AI, GIGO, and the Biopharmaceutical Venture
AI, GIGO, and the Biopharmaceutical Venture
By Marcel V. Alavi
May 13, 2025
Garbage In, Garbage Out (GIGO). Image generated by Google's Gemini language model on May 12, 2025.
Artificial Intelligence (AI) is actively permeating and reshaping nearly every facet of our lives presenting both tremendous opportunities and significant challenges. AI is also profoundly transforming the pharmaceutical industry potentially reducing costs, accelerating development timelines, and improving success rates of bringing critical therapies to patients.
Yet, the quality of the input in computer science directly dictates the quality of the outcome. As the old saying goes, Garbage In, Garbage Out (GIGO). Asked for comments, Gemini concludes rightly “GIGO isn't just an AI-specific problem; it's a basic truth in all computing. However, its implications are amplified in AI due to the data-driven nature of learning algorithms.”
AI is currently being deployed by the industry in many areas, such as target identification and validation, small- and large-molecule drug discovery and development, prediction of drug absorption, distribution, metabolism, excretion, and toxicity (ADMET), personalized medicines, drug repurposing, patient recruitment and clinical trial design.

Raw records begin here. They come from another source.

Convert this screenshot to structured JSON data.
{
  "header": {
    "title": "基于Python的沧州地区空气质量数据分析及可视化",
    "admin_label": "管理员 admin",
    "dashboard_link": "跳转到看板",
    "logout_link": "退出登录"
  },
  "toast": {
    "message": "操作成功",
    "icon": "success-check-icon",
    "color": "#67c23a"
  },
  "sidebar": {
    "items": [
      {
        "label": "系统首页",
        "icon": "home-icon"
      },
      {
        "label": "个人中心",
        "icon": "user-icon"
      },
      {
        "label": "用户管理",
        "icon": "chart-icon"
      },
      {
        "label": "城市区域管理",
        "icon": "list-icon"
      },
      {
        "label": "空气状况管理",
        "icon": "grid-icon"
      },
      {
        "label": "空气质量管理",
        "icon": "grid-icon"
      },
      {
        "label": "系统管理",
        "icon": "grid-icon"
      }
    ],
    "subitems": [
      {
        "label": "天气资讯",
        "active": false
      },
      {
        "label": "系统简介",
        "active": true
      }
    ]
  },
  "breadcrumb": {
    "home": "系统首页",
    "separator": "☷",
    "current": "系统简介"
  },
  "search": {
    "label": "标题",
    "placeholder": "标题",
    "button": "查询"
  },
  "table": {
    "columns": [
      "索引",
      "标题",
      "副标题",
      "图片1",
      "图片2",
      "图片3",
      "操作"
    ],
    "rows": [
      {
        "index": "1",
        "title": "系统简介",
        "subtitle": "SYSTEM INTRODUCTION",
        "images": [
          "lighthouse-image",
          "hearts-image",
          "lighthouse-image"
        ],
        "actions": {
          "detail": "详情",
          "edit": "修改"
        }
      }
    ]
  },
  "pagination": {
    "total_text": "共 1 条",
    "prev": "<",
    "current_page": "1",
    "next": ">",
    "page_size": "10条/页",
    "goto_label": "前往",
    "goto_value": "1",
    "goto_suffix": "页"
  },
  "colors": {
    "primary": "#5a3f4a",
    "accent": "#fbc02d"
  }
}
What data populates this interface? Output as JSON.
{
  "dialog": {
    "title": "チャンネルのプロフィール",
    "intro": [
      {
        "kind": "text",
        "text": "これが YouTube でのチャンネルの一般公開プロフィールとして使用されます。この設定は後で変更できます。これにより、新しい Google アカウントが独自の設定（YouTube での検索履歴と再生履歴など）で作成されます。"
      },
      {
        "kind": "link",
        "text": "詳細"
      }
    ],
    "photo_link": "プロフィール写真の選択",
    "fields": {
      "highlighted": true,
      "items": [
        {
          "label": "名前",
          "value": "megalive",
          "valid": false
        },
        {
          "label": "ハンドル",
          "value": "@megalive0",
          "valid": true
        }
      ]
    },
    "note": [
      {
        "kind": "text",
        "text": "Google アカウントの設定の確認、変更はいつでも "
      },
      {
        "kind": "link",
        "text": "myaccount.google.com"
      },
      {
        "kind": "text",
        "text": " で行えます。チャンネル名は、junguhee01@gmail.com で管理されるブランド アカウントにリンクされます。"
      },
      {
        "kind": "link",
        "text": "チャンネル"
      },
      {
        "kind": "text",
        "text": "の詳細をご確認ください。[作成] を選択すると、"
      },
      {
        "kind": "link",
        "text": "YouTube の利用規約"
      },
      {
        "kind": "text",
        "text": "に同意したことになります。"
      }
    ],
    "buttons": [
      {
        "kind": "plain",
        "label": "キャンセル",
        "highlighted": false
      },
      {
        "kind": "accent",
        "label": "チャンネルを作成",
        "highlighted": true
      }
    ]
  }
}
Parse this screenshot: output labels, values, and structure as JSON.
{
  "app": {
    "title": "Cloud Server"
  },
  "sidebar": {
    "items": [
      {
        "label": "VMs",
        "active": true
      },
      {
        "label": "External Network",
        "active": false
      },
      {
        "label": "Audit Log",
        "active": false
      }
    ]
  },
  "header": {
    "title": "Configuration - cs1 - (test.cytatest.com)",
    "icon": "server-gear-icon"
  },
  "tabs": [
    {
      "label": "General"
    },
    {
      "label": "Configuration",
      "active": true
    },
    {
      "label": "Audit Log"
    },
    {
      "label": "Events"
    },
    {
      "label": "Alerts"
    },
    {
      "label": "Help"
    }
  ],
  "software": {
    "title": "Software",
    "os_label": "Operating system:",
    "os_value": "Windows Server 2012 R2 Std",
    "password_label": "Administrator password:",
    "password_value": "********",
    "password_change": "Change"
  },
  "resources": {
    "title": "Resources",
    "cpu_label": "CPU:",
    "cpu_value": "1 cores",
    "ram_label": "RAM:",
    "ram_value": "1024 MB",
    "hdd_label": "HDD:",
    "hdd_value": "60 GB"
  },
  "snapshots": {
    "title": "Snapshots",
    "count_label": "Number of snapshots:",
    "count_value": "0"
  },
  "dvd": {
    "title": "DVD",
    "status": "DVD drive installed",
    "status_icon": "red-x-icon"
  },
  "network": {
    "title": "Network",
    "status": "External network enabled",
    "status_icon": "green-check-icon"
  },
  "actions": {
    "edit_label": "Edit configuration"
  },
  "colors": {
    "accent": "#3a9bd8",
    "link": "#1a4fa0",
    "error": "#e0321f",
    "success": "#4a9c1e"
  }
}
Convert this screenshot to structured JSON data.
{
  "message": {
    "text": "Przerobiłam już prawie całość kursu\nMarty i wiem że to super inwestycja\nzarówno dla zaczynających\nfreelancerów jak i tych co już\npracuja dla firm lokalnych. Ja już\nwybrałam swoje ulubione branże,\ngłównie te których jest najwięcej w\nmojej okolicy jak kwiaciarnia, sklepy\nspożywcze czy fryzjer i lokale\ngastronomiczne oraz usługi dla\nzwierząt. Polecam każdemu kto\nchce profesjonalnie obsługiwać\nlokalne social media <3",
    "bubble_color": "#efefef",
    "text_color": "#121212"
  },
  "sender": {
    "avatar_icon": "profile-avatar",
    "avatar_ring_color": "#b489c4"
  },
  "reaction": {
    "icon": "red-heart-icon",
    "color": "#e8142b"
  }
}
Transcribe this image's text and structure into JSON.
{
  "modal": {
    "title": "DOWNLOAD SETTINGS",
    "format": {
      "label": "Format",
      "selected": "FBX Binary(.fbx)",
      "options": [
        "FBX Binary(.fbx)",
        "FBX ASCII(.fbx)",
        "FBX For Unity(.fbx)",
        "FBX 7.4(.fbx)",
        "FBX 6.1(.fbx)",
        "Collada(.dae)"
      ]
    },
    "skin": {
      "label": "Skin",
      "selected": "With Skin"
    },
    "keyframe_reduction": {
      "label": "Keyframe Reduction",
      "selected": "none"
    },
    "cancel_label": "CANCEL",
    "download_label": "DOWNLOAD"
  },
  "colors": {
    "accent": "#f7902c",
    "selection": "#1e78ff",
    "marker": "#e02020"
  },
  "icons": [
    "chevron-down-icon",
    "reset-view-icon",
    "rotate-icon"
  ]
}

However, the overall success rate of any given drug development program is with about 10% quite low, which raises questions about the quality of the training data for AI algorithms. This humiliating low success rate is mirrored in the lack of reproducibility of about 90% of peer-reviewed preclinical research studies (Prinz et al. 2011, Begley & Ellis 2012, Baker 2016). Fact is, there is just an awful lot of garbage out there.
While former FDA Commissioner Scott Gottlieb recognized the prime opportunity to employ artificial intelligence in a recent op-ed on How to stop the shift of drug discovery from the U.S. to China, he also acknowledged: “Mice and even primates are often poor proxies for many of the remote toxicities the FDA is trying to test for.”
Another important aspect is the need of causally linked data to understand cause-and-effect relationships. Key-word: AI Hallucinations. Many publicly available datasets focus merely on correlations and associations. Identifying or annotating datasets to facilitate causal inference is much more challenging. But how else can one test and validate causal-inference algorithms?
Modeling biology is a complex problem, not just a complicated one. Unlike a complicated machine that still can be disassembled and reassembled to learn its function and understand the interactions of its individual parts, biology requires approaches that go beyond simple reductionism. Biological interactions are context-dependent and highly dynamic, which makes them so difficult to predict. Even worse, we do not know what parts we are still missing.
Maybe gone are the days when simply throwing a million stock options into a random San Francisco coffee shop could readily yield a team of programmers to code groundbreaking AI algorithms. (A warm meal might do the trick today.) Yet, the drug development bottleneck is not the lack of AI algorithms. The main bottleneck is the lack of clean and robust training data.
I cannot offer a faster solution to the specific challenges of the life sciences other than cleaning up the garbage. Nevertheless, I do see a pertinent use for AI in biomedical research in bringing down general and administrative expenses (G&A). Drawing upon my experience as a scientist and entrepreneur, I am always puzzled by the numerous managerial layers governing research and development programs (R&D) so common in the industry and academia. One can leverage AI to eliminate these layers substantially reducing G&A costs. In view of this, I believe the National Institutes of Health head in the right direction by imposing a cap on overhead costs for research grants.
I would greatly enjoy hearing your perspectives on this critical topic.
#artificialintelligence #biotec #bigdata
Prinz F, Schlange T, Asadullah K. Believe it or not: how much can we rely on published data on potential drug targets? Nat Rev Drug Discov. 2011; 10(9):712. doi: 10.1038/nrd3439-c1. PMID: 21892149.
Begley CG, Ellis LM. Drug development: Raise standards for preclinical cancer research. Nature. 2012; 483(7391):531-3. doi: 10.1038/483531a. PMID: 22460880.
Baker M. 1,500 scientists lift the lid on reproducibility. Nature. 2016; 533(7604):452-4. doi: 10.1038/533452a. PMID: 27225100.